Returning to Dr. Dick's thought experiment:
I wrote that he (then) says let us examine the paths of those entities of interest, each by itself, in the absence of the others. "The differential path length along the trajectory is exactly what is referred to as Einstein's invariant interval along the path of the thing being represented by that path. This fact is commonly used in high energy physics to determine the expected apparent path lengths (in x,y,z space) of particles with short half lives."
"differential path length" I took to be "component of path length"; as it describes a final value of one factor in the path length (say net change in x); I guess he calls it "invariant interval" as it is implying a net change in x relative to y,z,t so effectively freezes y,z,t as a non-varying group view of x-only change for the examined sample?
So an x-change that is an interval of x that is only in x-space; so a conservation of y,z,t here as an "invariant interval" where the y,z,t interactions are frozen along this x-only differentiated component?
This interval of x is against a non-varying y,z,t from x perspective as there is movement only of x re: itself (making it self-referent referent so time-like?) against relatively fixed y,z,t background here?
Dr.
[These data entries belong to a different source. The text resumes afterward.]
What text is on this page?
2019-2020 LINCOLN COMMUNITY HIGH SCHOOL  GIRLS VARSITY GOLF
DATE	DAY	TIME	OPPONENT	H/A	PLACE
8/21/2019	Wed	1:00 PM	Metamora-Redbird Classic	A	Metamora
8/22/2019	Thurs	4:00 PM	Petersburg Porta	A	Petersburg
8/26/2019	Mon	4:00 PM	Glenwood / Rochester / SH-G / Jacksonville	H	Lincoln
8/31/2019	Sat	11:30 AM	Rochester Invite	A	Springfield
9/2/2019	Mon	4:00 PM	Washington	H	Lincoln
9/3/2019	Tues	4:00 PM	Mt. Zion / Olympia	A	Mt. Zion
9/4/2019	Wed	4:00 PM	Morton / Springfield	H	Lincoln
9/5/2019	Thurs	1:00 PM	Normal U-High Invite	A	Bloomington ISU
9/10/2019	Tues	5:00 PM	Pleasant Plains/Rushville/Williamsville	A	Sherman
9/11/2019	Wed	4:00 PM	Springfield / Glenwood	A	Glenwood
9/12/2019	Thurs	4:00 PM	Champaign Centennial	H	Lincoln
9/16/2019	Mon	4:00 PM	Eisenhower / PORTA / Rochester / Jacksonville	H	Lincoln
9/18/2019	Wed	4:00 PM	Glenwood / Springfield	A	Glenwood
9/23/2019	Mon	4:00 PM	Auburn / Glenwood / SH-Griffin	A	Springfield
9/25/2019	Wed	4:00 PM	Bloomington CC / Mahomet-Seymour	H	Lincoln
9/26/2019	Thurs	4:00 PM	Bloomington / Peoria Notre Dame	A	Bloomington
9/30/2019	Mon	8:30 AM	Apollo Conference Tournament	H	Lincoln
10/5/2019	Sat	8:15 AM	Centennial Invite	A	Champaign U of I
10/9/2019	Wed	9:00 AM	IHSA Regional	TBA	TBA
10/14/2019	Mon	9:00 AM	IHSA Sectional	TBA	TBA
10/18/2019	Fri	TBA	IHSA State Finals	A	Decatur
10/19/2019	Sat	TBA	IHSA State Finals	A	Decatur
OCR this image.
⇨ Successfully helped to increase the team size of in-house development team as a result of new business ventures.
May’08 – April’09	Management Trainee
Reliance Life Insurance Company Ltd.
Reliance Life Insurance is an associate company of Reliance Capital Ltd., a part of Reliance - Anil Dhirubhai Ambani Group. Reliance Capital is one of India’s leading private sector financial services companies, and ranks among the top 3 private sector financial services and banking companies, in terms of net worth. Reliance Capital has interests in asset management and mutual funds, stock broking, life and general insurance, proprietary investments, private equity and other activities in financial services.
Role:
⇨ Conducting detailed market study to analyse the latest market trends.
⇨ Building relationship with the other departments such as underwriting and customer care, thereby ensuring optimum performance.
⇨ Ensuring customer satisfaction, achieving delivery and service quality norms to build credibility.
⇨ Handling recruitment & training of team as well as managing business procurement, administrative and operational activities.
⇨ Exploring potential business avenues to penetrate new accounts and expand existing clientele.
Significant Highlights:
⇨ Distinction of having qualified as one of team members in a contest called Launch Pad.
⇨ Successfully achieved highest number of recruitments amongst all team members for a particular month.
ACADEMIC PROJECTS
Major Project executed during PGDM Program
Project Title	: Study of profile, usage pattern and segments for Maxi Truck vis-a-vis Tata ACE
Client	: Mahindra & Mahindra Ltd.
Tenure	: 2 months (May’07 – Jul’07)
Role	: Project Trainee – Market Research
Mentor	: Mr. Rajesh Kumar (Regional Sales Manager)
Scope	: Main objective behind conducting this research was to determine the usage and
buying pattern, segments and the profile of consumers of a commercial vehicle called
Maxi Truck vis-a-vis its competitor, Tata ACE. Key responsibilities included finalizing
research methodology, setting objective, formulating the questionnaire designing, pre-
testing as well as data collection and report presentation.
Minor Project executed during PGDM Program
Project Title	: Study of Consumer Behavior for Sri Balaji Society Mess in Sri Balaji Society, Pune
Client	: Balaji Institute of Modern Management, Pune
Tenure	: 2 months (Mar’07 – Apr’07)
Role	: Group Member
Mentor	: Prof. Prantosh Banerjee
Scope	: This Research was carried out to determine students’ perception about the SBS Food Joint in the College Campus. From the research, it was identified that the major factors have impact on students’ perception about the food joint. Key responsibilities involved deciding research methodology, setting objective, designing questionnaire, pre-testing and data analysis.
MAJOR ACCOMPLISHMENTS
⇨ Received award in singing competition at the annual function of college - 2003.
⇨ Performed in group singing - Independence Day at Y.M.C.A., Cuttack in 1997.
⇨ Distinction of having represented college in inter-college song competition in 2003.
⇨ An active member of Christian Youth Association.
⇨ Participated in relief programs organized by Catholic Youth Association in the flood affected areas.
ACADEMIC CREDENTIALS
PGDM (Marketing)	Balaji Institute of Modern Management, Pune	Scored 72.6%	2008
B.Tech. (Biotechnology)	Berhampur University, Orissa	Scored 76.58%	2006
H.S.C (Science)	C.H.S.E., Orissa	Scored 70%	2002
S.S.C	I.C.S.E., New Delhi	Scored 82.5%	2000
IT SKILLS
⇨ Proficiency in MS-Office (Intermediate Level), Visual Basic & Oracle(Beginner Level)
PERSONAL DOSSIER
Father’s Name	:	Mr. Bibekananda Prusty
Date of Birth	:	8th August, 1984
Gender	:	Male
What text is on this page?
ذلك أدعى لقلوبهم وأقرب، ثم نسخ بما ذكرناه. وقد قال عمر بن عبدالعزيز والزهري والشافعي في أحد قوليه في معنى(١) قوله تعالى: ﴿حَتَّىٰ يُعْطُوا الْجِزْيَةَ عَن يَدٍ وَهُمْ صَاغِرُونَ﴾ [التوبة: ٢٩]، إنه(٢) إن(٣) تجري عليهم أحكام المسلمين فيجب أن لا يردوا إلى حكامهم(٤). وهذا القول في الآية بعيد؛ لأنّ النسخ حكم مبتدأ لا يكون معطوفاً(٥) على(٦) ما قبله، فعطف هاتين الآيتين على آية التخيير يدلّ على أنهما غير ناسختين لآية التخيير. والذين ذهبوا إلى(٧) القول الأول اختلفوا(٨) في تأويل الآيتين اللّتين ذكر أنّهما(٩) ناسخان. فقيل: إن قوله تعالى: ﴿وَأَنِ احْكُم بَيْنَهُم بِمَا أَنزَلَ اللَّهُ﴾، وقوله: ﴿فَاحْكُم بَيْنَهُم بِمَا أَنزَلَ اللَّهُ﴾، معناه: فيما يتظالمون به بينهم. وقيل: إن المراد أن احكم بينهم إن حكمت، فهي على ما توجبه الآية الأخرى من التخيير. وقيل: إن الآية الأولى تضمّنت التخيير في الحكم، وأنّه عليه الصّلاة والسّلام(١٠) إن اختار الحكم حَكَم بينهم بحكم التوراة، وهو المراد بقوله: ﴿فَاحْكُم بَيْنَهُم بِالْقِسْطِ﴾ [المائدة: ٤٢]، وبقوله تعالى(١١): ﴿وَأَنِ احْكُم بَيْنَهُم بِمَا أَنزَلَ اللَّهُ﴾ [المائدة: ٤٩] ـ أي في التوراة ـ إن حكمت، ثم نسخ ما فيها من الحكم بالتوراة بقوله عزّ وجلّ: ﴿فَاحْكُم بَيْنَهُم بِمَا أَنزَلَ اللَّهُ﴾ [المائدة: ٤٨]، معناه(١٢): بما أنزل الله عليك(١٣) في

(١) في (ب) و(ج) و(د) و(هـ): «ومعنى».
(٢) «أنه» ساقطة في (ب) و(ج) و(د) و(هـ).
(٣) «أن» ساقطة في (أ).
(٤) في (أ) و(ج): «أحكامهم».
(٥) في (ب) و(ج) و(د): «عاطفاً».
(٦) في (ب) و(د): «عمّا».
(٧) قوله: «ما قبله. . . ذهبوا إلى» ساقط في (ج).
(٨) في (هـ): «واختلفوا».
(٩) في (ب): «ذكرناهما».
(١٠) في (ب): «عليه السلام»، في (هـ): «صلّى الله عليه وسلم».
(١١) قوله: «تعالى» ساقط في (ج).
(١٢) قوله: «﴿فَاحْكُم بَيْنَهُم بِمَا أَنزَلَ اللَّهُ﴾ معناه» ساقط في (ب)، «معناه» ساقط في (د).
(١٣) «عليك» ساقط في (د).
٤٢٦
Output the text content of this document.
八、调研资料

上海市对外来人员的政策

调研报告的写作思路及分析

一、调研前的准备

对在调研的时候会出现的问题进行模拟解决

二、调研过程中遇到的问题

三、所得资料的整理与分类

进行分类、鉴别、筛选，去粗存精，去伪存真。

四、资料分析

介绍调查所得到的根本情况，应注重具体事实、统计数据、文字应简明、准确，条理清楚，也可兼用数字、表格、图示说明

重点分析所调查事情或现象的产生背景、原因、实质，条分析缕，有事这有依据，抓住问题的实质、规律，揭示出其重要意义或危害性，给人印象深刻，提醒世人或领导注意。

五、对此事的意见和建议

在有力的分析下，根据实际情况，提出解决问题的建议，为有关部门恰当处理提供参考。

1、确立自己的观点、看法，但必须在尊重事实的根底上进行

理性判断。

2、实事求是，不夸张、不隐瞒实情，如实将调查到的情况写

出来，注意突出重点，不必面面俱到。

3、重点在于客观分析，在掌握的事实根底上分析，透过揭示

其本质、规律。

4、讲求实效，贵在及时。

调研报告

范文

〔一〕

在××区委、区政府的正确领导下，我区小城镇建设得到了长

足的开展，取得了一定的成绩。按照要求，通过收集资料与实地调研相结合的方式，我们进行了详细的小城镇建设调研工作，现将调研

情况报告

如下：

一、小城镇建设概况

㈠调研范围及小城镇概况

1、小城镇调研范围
Dick says this interval is "imaginary" or "time-like"; and since a time-defined phenomenon like "half-life" is constant in its own rest-frame (of time-axis); then taking a time-axis component so holding the space x,y,z unchanging; can be used to find path length of high energy particle with short half-life?
Need to think about that.
If I take a simple graph just with x axis and y axis:
If I draw a line segment sloping from say co-ordinate (x,y) of (2,3) to (10,12); if I look only at the vertical y component I get 12-3= 9 units vertical line segment. For this y component the value of x is frozen at 2 spot along x.
So the invariant interval is x =2 for y-component of x,y here?
Lot more to write but short of time here.